Ich hätte da mal eine frage:
Angenommen man erbricht sich und hat zuvor Medikamente genommen. Weiss jemand genaueres wie es mit dem Wirkungsverlust aussieht?
Wenn man z.B mehrere Medikamente zur Mahlzeit nimmt und später Unwohlsein und Erbrechen folgen, ist es dann so das das was zuletzt eingenommen wurde auch als erstes erbrochen wird?
Und wie sieht es aus wenn beispielsweise 2 Medikamente in einem bestimmten Verhältnis eingenommen werden müssen. Kann ein Erbrechen dazu führen das viel vom Wirkstoff des einen Medikamentes verloren geht und so letztlich eine ungünstige Mischung der beiden Wirkstoffe im Körper verbleibt?
Erbrechen hat selbstverständlich einen Einfluß auf die Wirksamkeit von Medikamenten. Bei der Pille ist es ja auch so, dass man diese schon vier Stunden im Körper haben sollte, bis man Durchfall haben oder erbrechen darf, ohne dass sich Sorgen über den Empfängnisschutz machen muss. Frag deinen behandelnden Arzt wenn du dir Sorgen machst. Aber Prinzipiell ist Erbrechen bei Medikamenten nicht gut und oft auch ein Zeichen einer Überemfindlichkeit oder einer Nebenwirkung.
Hallo,
wie Erbrechen die Aufnahme von oral eingenommenen Medikamenten beeinflusst ist im Grunde nicht voraussagbar.
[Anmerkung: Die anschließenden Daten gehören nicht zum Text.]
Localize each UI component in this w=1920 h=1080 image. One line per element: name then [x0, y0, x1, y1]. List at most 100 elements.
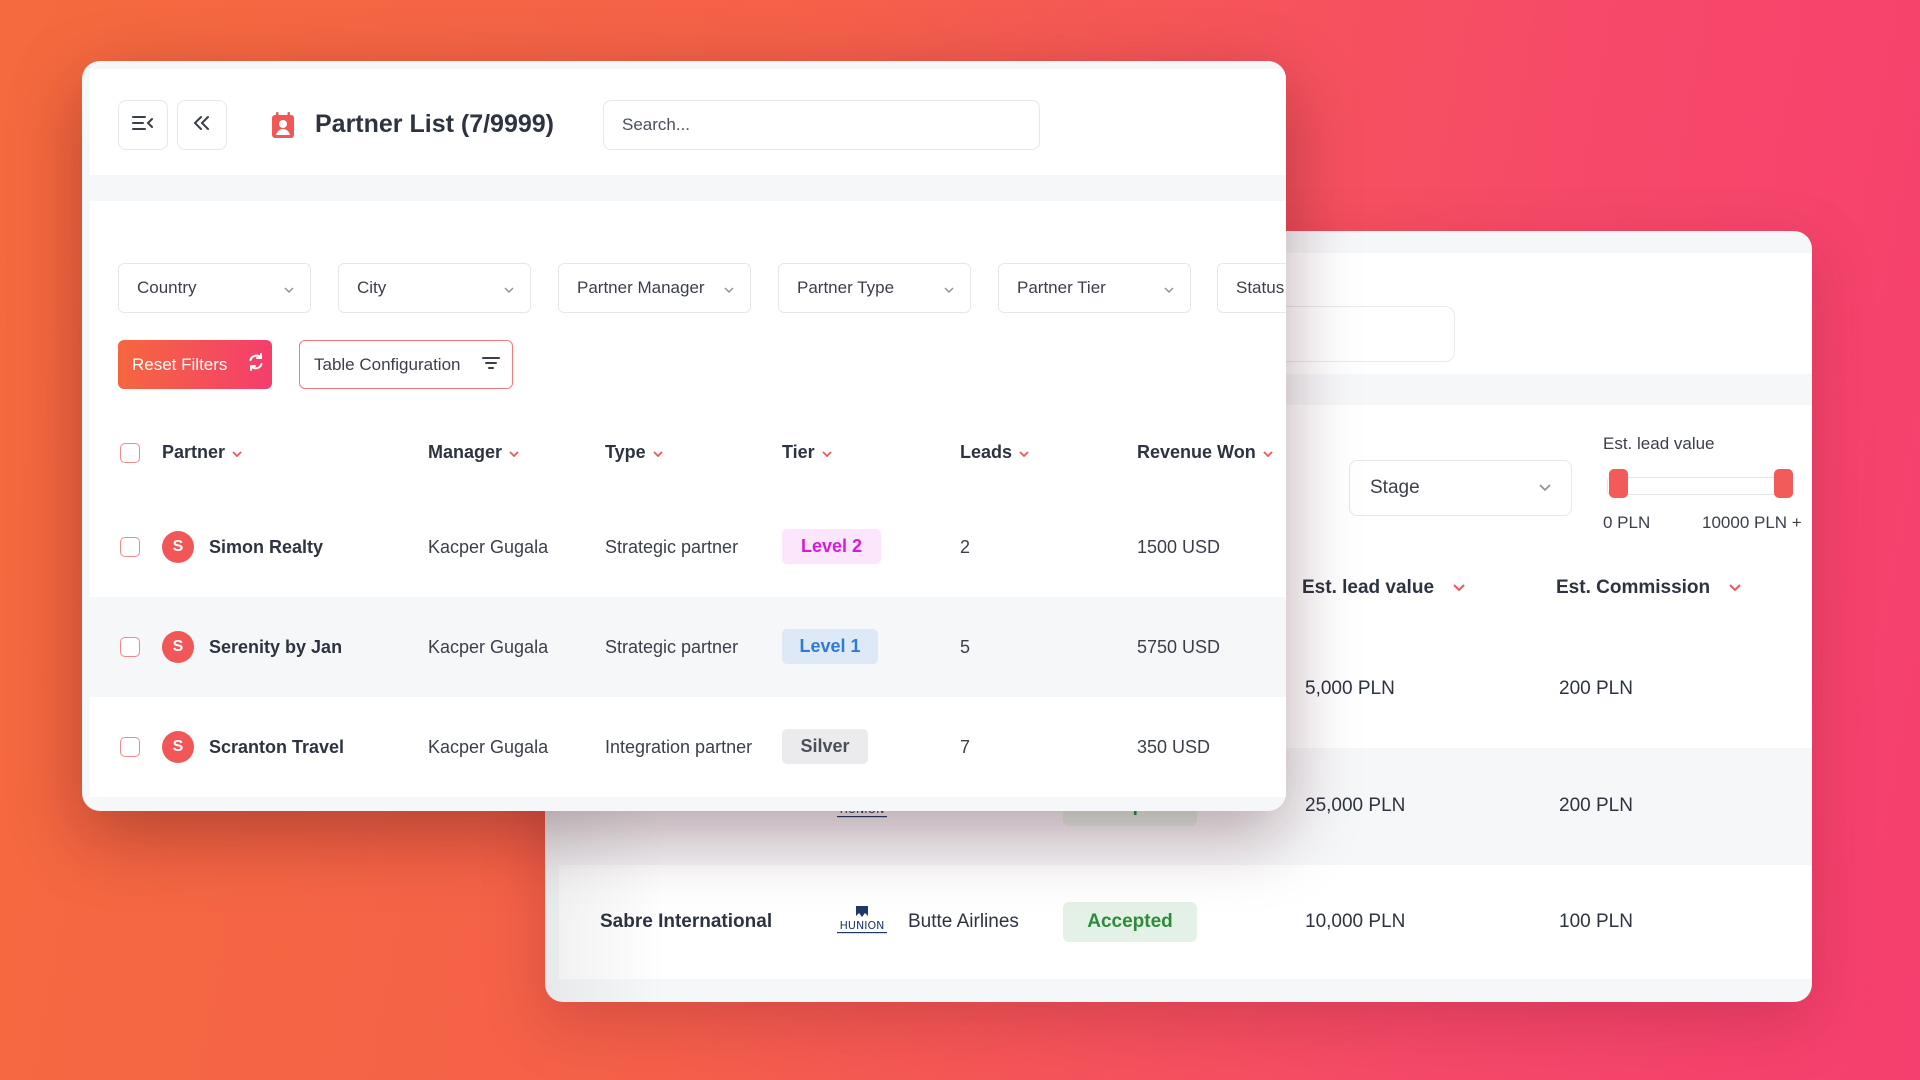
lead-value-slider-min-label: 0 PLN — [1603, 513, 1651, 532]
leads-cell: 2 — [960, 537, 971, 557]
table-configuration-button[interactable]: Table Configuration — [299, 340, 513, 389]
column-header-label: Revenue Won — [1137, 442, 1256, 462]
status-badge: Accepted — [1063, 902, 1197, 942]
filter-status[interactable]: Status — [1217, 263, 1286, 313]
filter-label: Partner Tier — [1017, 278, 1106, 297]
filter-country[interactable]: Country — [118, 263, 311, 313]
tier-badge: Level 1 — [782, 629, 878, 664]
lead-value-slider-label: Est. lead value — [1603, 434, 1715, 453]
lead-value-slider-min-handle[interactable] — [1609, 469, 1628, 498]
sort-chevron-icon — [821, 442, 833, 463]
stage-select-label: Stage — [1370, 477, 1420, 498]
filter-label: Partner Manager — [577, 278, 705, 297]
column-header-est-lead-value[interactable]: Est. lead value — [1302, 577, 1466, 599]
sort-chevron-icon — [1262, 442, 1274, 463]
lead-value-slider-max-handle[interactable] — [1774, 469, 1793, 498]
tier-badge: Silver — [782, 729, 868, 764]
table-row[interactable]: S Simon Realty Kacper Gugala Strategic p… — [90, 497, 1286, 597]
column-header-label: Est. lead value — [1302, 577, 1435, 598]
manager-cell: Kacper Gugala — [428, 537, 549, 557]
filter-label: City — [357, 278, 387, 297]
manager-cell: Kacper Gugala — [428, 637, 549, 657]
stage-select[interactable]: Stage — [1349, 460, 1572, 516]
page-title: Partner List (7/9999) — [315, 110, 554, 138]
filter-partner-type[interactable]: Partner Type — [778, 263, 971, 313]
company-cell: Butte Airlines — [908, 911, 1019, 932]
manager-cell: Kacper Gugala — [428, 737, 549, 757]
column-header-partner[interactable]: Partner — [162, 442, 243, 463]
column-header-label: Tier — [782, 442, 815, 462]
avatar: S — [162, 531, 194, 563]
avatar: S — [162, 631, 194, 663]
chevron-down-icon — [722, 282, 736, 302]
type-cell: Strategic partner — [605, 637, 739, 657]
leads-cell: 5 — [960, 637, 971, 657]
revenue-cell: 5750 USD — [1137, 637, 1221, 657]
column-header-tier[interactable]: Tier — [782, 442, 833, 463]
sort-chevron-icon — [652, 442, 664, 463]
column-header-type[interactable]: Type — [605, 442, 664, 463]
table-row[interactable]: Sabre International HUNION Butte Airline… — [559, 865, 1812, 979]
est-commission-cell: 200 PLN — [1559, 678, 1633, 699]
menu-collapse-icon — [132, 115, 154, 136]
contact-card-icon — [270, 111, 296, 144]
column-header-est-commission[interactable]: Est. Commission — [1556, 577, 1742, 599]
row-checkbox[interactable] — [120, 637, 140, 657]
table-row[interactable]: S Serenity by Jan Kacper Gugala Strategi… — [90, 597, 1286, 697]
row-checkbox[interactable] — [120, 537, 140, 557]
avatar: S — [162, 731, 194, 763]
type-cell: Strategic partner — [605, 537, 739, 557]
svg-text:HUNION: HUNION — [840, 919, 885, 932]
filter-label: Partner Type — [797, 278, 895, 297]
revenue-cell: 1500 USD — [1137, 537, 1221, 557]
partner-name-cell[interactable]: Simon Realty — [209, 537, 323, 558]
table-configuration-label: Table Configuration — [314, 354, 461, 374]
column-header-revenue-won[interactable]: Revenue Won — [1137, 442, 1274, 463]
chevron-down-icon — [1162, 282, 1176, 302]
select-all-checkbox[interactable] — [120, 443, 140, 463]
reset-filters-label: Reset Filters — [132, 354, 228, 374]
tier-badge: Level 2 — [782, 529, 881, 564]
est-lead-value-cell: 10,000 PLN — [1305, 911, 1406, 932]
sort-chevron-icon — [1728, 577, 1742, 599]
partner-list-window: Partner List (7/9999) Country City Partn… — [82, 61, 1286, 811]
table-row[interactable]: S Scranton Travel Kacper Gugala Integrat… — [90, 697, 1286, 797]
search-input[interactable] — [603, 100, 1040, 150]
sort-chevron-icon — [231, 442, 243, 463]
lead-value-slider-max-label: 10000 PLN + — [1702, 513, 1802, 532]
filter-partner-manager[interactable]: Partner Manager — [558, 263, 751, 313]
column-header-label: Type — [605, 442, 646, 462]
leads-cell: 7 — [960, 737, 971, 757]
deal-name-cell: Sabre International — [600, 911, 773, 932]
row-checkbox[interactable] — [120, 737, 140, 757]
est-commission-cell: 200 PLN — [1559, 795, 1633, 816]
filter-lines-icon — [482, 355, 501, 375]
partner-name-cell[interactable]: Serenity by Jan — [209, 637, 342, 658]
partner-name-cell[interactable]: Scranton Travel — [209, 737, 344, 758]
column-header-leads[interactable]: Leads — [960, 442, 1030, 463]
filter-label: Country — [137, 278, 197, 297]
column-header-label: Leads — [960, 442, 1013, 462]
sort-chevron-icon — [1018, 442, 1030, 463]
chevron-down-icon — [942, 282, 956, 302]
sort-chevron-icon — [508, 442, 520, 463]
est-lead-value-cell: 5,000 PLN — [1305, 678, 1395, 699]
est-lead-value-cell: 25,000 PLN — [1305, 795, 1406, 816]
chevron-down-icon — [282, 282, 296, 302]
filter-partner-tier[interactable]: Partner Tier — [998, 263, 1191, 313]
back-button[interactable] — [177, 100, 227, 150]
hunion-logo: HUNION — [837, 906, 887, 934]
double-chevron-left-icon — [193, 115, 211, 136]
chevron-down-icon — [502, 282, 516, 302]
column-header-label: Partner — [162, 442, 226, 462]
sort-chevron-icon — [1452, 577, 1466, 599]
reset-filters-button[interactable]: Reset Filters — [118, 340, 272, 389]
refresh-icon — [247, 352, 265, 377]
filter-city[interactable]: City — [338, 263, 531, 313]
revenue-cell: 350 USD — [1137, 737, 1211, 757]
toggle-sidebar-button[interactable] — [118, 100, 168, 150]
column-header-label: Manager — [428, 442, 503, 462]
filter-label: Status — [1236, 278, 1285, 297]
lead-value-slider-track[interactable] — [1607, 477, 1791, 495]
column-header-manager[interactable]: Manager — [428, 442, 520, 463]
Wie lange Nahrung und die darin enthaltenen Medikamente im Magen verbleiben ist sehr unterschiedlich. Vor einem Erbrechen kann es vorkommen, dass der Magen sich zunächst viele Stunden lang nicht entleert, auch nicht in den Darm, so dass ein mit der Nahrung aufgenommenes Medikament auch viele Stunden später immer noch nicht resorbiert ist - wenn es nicht zu denen gehört, die auch durch die Magenschleimhaut aufgenommen werden. Auch die Durchmengung ist kaum vorherzusagen. So dass bei einem unvollständigen Erbrechen des Mageninhaltes keiner wissen kann, wieviel des Medikamentes noch im Magen ist, es sei denn es geht um eine Magensaftresistente Kapsel, die ggf. vollständig erbrochen würde und so identifizierbar wäre.
Bei Erbrechen in zeitlicher Nähe zur Medikamenteneinnahme ist aber immer davon auszugehen, dass die Aufnahme des Medikamentes in den Organismus erheblich vermindert sein wird.